The survey, released on Wednesday by the Coalition for Cannabis Policy, Education, and Regulation (CPEAR), found that 68 percent of respondents back ending federal marijuana prohibition. There was majority support across age, gender, educational and religious groups.
The new survey from CPEAR, which is funded by several alcohol and tobacco companies, included a separate question similarly finding that 70 percent support “allowing individual states to decide whether cannabis will be legal in their state.”
GOP lawmakers who have championed marijuana reform in Congress are welcoming the results.
“The polling is clear: federal cannabis prohibition is in direct contradiction to the overwhelming will of the American electorate, including a notable majority of conservative voters,” Rep. Dave Joyce (R-OH), who is a co-chair of the Congressional Cannabis Caucus, said. “I hope more of my colleagues on both sides of the aisle will heed the call of their constituents and join me in working towards a safe and effectively regulated legal marketplace that respects the rights of the over 40 states that have enacted some varying degree of legality. Continued inaction is no longer tenable.”
Rep. Brian Mast (R-FL), who is another Cannabis Caucus co-chair, said that the survey result “isn’t surprising,” pointing to conservatives’ belief in states’ rights.
“At its core, cannabis is a state issue, and that’s what I’ll continue to advocate for: commonsense federal policy that lets 50 states decide on 50 solutions that are best for their constituents,” he said.
Rep. Nancy Mace (R-SC), who filed a comprehensive marijuana legalization bill in the last Congress called the States Reform Act (SRA), said that “it appears the only place where cannabis reform is unpopular is in Washington, D.C.”
“It is time we give states the power to make decisions around cannabis without fear of federal consequences,” she said. “The provisions found in the SRA strike a balance between what voters are asking for and what regulatory framework exists for other industries. The ball is in our court as members of Congress to bring this legislation across the finish line.”

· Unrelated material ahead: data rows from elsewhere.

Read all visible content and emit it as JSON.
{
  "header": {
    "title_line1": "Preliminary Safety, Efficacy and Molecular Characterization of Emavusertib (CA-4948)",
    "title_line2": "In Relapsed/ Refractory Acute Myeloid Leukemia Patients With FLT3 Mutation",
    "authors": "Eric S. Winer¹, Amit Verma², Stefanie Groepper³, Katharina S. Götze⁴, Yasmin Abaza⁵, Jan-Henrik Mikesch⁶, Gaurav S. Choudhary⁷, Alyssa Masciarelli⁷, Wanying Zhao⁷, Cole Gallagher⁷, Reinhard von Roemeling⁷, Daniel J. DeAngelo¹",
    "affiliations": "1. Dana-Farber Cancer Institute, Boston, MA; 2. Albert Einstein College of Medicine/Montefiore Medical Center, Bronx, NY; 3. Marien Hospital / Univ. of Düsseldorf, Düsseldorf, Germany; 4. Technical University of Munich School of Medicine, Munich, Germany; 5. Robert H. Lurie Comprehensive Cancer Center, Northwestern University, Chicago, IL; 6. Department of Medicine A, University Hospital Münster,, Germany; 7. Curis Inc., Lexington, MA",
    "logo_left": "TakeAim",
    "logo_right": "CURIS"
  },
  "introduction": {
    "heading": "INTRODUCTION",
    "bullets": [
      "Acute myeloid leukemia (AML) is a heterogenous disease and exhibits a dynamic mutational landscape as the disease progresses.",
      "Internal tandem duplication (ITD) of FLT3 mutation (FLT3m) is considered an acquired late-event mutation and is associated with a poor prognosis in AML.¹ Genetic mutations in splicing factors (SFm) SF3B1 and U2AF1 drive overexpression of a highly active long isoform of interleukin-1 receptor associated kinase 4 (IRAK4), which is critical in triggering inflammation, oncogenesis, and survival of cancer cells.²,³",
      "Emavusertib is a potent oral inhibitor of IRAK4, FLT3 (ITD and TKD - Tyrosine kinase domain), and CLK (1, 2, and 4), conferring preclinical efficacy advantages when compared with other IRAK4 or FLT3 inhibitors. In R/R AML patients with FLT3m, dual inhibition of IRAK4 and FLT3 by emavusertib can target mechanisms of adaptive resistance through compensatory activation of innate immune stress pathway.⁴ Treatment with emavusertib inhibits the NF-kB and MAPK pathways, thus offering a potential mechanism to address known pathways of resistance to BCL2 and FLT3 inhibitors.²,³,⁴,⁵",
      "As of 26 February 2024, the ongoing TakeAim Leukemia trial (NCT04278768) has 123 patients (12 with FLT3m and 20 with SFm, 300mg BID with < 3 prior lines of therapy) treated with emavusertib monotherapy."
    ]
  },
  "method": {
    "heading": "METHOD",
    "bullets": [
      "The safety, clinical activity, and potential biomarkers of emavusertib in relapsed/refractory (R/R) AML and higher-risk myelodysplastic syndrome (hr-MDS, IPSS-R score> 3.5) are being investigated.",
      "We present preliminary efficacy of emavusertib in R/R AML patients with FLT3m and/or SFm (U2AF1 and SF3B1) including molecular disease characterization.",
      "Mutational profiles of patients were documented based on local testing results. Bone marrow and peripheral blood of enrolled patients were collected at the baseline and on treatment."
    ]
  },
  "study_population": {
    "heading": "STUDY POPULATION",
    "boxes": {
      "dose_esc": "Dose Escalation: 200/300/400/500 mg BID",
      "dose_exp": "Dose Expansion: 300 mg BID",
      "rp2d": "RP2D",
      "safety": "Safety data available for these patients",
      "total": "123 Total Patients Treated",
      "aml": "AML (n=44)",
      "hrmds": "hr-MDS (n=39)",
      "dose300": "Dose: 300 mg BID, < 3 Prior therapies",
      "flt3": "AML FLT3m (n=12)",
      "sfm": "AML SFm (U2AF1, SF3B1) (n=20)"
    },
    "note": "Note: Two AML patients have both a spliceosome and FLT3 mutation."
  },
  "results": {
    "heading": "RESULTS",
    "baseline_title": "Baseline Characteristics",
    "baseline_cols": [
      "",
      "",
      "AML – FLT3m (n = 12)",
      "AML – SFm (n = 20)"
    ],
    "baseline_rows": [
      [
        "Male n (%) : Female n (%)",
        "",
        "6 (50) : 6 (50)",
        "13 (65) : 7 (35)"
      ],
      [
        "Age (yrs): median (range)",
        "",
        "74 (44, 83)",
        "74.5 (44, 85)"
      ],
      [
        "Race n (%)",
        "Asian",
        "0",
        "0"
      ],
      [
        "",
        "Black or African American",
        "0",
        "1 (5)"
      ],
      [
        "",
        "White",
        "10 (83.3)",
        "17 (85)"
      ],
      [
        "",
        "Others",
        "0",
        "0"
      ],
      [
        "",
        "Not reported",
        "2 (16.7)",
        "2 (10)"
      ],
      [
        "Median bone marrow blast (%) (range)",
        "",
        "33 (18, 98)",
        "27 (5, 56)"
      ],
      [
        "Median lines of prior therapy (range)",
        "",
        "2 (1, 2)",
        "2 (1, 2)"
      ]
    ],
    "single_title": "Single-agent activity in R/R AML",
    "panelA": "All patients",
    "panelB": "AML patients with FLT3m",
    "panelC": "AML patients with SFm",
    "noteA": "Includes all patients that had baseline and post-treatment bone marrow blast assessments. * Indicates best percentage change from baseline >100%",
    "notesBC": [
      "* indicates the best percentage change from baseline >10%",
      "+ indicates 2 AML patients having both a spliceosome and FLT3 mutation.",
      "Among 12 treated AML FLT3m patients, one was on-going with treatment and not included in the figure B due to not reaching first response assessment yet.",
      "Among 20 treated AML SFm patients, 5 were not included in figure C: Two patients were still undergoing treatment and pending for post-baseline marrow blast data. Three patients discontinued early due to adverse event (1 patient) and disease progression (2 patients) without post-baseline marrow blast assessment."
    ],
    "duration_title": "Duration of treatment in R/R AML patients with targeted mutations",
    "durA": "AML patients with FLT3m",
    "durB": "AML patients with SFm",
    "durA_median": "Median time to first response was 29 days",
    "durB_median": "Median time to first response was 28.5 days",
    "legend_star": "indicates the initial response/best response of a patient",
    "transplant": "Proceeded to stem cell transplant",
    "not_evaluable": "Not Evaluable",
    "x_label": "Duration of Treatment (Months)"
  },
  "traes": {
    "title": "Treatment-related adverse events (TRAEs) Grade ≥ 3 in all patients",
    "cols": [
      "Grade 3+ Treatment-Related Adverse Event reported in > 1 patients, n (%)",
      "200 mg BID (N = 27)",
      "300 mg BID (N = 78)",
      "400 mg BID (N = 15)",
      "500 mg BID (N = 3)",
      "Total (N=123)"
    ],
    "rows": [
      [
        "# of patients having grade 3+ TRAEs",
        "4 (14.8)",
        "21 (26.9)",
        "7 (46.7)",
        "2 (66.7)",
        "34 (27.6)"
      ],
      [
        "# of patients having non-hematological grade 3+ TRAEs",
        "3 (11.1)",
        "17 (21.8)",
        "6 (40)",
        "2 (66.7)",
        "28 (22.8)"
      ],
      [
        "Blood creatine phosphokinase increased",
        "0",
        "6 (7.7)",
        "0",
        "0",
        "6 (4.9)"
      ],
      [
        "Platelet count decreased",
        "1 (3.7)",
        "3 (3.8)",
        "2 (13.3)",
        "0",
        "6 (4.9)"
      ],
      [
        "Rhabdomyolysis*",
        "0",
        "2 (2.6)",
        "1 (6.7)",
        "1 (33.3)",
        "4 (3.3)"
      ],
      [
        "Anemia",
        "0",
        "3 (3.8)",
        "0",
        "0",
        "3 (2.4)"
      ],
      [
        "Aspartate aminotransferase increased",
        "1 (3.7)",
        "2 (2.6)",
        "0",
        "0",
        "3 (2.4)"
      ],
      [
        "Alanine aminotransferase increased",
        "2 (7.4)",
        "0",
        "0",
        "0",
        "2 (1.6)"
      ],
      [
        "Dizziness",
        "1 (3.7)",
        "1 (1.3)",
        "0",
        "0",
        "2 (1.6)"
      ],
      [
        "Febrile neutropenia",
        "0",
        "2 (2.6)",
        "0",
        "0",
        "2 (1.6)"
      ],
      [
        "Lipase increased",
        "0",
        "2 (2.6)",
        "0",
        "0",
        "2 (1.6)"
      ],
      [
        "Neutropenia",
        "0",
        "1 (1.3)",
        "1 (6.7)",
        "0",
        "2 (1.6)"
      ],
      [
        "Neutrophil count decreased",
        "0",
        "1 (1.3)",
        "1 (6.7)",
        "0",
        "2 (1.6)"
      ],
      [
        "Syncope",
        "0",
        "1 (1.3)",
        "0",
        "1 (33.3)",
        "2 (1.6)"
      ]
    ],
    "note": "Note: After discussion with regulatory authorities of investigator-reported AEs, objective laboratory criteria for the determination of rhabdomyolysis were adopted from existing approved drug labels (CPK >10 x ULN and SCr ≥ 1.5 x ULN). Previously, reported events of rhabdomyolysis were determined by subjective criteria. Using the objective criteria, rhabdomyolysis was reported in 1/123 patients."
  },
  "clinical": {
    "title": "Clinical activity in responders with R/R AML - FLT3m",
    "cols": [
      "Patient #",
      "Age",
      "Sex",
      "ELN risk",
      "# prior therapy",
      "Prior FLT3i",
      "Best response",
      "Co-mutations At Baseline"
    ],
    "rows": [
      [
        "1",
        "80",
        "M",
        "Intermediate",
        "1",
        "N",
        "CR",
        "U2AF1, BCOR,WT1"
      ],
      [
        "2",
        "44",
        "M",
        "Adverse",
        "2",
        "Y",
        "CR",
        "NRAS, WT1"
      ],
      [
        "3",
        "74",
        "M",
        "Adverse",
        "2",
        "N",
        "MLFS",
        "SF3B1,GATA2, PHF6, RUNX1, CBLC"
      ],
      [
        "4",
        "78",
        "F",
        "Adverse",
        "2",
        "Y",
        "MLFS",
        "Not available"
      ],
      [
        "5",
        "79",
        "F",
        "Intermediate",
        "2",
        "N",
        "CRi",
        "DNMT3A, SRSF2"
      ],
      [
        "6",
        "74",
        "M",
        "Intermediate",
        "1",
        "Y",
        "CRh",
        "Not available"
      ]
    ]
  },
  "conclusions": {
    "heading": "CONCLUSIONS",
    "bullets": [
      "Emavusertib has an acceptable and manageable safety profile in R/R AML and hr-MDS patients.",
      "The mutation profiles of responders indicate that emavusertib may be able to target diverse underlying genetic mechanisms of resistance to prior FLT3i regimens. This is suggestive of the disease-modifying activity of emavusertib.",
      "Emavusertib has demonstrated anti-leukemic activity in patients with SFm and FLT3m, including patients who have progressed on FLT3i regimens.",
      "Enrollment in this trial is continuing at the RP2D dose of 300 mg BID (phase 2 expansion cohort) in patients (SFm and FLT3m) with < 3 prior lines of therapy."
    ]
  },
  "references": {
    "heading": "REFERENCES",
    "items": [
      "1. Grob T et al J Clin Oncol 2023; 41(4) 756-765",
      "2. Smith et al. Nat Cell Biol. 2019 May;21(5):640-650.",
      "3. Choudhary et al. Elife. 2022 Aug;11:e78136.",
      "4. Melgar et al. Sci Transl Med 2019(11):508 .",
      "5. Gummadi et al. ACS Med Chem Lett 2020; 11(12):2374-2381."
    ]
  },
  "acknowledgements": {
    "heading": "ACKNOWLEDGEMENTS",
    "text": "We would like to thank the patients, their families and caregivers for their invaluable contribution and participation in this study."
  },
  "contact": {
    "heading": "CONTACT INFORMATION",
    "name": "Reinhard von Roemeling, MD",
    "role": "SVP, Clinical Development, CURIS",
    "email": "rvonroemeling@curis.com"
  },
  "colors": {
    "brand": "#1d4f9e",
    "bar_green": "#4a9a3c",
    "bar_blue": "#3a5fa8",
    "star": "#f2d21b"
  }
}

A third question in the new survey found that 52 percent of GOP voters are more likely to support Republican presidential candidates who back ending federal cannabis prohibition. At the same time, however, it also shows that marijuana ranks second to last in a list of issues that voters may consider when deciding whether to vote for a candidate.
The poll involved interviews with 600 likely 2024 Republican presidential primary and caucus voters over the age 21. It was conducted January 20-25, 2023 and has a margin of error for +/- 4 percentage points.
Polling has consistently shown that Americans broadly back marijuana reform in recent years.
That perspective was represented in a recent survey from Data for Progress that found a strong majority of American voters—including most Republicans, Democrats and independents—support legalizing marijuana at the federal level.
Just one in ten Americans say that marijuana should remain completely illegal, according to another poll from the Pew Research Center that was released in November.
Meanwhile, a Gallup poll released last year also found that seven in 10 Americans say that marijuana should be legalized—including majorities of all political parties and age demographics.